Z — значит Зельда - Тереза Фаулер
Шрифт:
Интервал:
Закладка:
Продолжать беспокоиться было некогда — дворецкий проводил нас в парадный холл, где нам навстречу вышла красивая женщина:
— Я Сара, а вы, должно быть, те самые негодяи, прогремевшие на весь Манхэттен и Лонг-Айленд. Но конечно, не ты, — обратилась она к Скотти и сжала ее крошечную ладошку.
Я переглянулась со Скоттом, одними губами повторив «те самые негодяи». Он подмигнул.
Скотти, давно привыкшая знакомиться с друзьями мамочки и папочки, обняла Сару за шею.
— Мама велела сказать «бонсуяр».
— И ты замечательно справилась, — похвалила Сара.
Дом оказался просторным и роскошным, полным отличной мебели, драпировок и самых разнообразных картин в тяжелых рамах — от классической обнаженной натуры и натюрмортов до непостижимых модернистских композиций из цветных линий, пятен и фигур. По гостиной уже бродили несколько модно одетых людей с бокалами в руках, хотя я заметила, что ни на ком не было ничего похожего на мое парижское платье из Нью-Йорка. Я быстро поняла, что для него случай неподходящий, и порадовалась, что выбрала черное платье с зеленовато-металлическим узором, с шифоновыми рукавами и поясом с пряжкой на левом бедре. Оно надевалось с запасом и оставляло открытыми только лодыжки. Худой человек в приталенном смокинге наигрывал на пианино веселые мелодии для двух темноволосых женщин лет тридцати. В комнате пахло деньгами и утонченностью.

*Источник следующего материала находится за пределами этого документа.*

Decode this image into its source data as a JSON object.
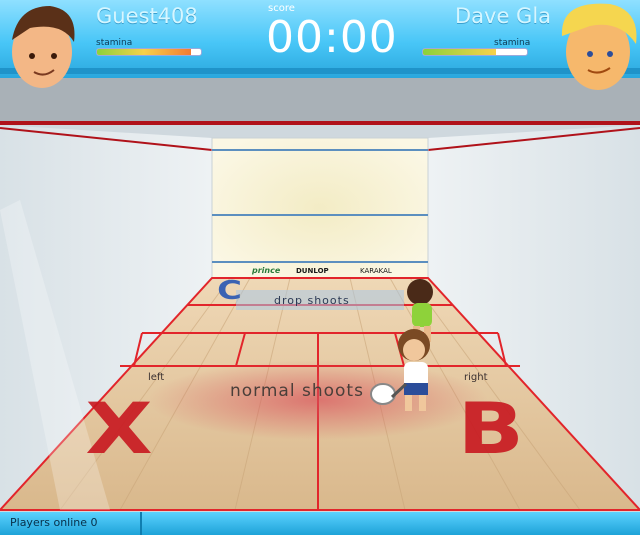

Мое первое впечатление от Сары: умелая, элегантная, красивая неброской красотой. Копна каштановых волос обрамляла изящное круглое лицо, бледное, как фарфор, и аккуратно напудренное. На ней было серое платье из шелка и шифона с белой оторочкой, серые туфли на высоком каблуке и две длинные нитки жемчуга на шее. Наверное, ей было чуть меньше сорока, как моей сестре Марджори. Она убрала непослушный локон со щеки Скотти, а потом распрямилась и, повернувшись к дверям в гостиную, объявила;
— Позвольте представить всем Скотта и Зельду.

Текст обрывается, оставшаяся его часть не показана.